Trucks engineered with various levels of self-driving capabilities are expected to pull onto North American roads over the next decade; and autonomous could be seen in the real world not to long after 2025, according to Frost & Sullivan.
As reported by Fleet Owner, F&S’s global director Sandeep Kar offered a “forward-looking perspective on how this brave new world of trucking may play out down the road.”
He contends such technologies will work in concert to cut fuel consumption, reduce emissions and ensure better highway safety. “Trucks that will host these technologies in 2020 and beyond will be more fuel-efficient compared to trucks today and will feature even higher levels of distributed electronics,” he told Fleet Owner.

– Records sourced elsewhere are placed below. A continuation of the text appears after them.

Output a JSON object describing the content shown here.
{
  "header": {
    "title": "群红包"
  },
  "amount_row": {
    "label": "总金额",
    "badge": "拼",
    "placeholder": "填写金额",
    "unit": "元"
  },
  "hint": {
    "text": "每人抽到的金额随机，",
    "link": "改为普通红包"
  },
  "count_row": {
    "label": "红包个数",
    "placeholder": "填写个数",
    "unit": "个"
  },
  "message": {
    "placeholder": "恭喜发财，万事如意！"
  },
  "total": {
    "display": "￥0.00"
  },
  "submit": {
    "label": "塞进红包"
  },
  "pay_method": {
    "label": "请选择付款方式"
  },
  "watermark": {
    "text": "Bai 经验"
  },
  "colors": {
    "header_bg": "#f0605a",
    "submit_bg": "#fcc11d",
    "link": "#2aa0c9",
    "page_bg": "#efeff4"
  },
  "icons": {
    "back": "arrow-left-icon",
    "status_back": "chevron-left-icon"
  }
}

“Automated vehicle technologies can enhance fuel efficiency by communicating with disparate vehicle systems and sub-systems in trucks featuring electronic interfaces. Moreover, OEMs will design and use these technologies to catalyze highest fuel efficiency so as to influence the purchase decision of truck buyers.”
Kar noted that wireless platooning is “a form of autonomous driving that has shown meaningful fuel cost savings with very little incremental increase to a truck’s price. That can be leveraged by long-haul fleets to derive significant cost savings. This is one of the autonomous driving technologies/concepts that if applied properly can deliver interesting fuel economy gains.”
According to Kar, self-driving trucks will improve the performance of individual truck drivers “particularly if drivers can extract the promised benefits of this technology effectively and efficiently– which includes higher fuel efficiency, higher safety, less driver fatigue, etc.
“Nowadays,” he pointed out, “more and more fleets are incentivizing drivers for safe driving, and this technology can help drivers with safe driving, regulation compliance and fatigue reduction.”
While Kar conceded that “the jury is still out” on the technology’s potential to improve highway safety, he said that “our initial research indicates that highway safety may actually increase overall since most accidents can be attributed to human error.
“However, this will be a long-term phenomenon,” he continued, “since it will take at least a decade or more from 2025 onwards to have a sizeable population of such vehicles on the road to make a meaningful impact on highway safety.”
Kar also advised that self-driving technology “would also enable drivers and vehicles to communicate more effectively with shippers, receivers, fleet hub, and service and maintenance infrastructure. That would improve overall mobile-resource productivity.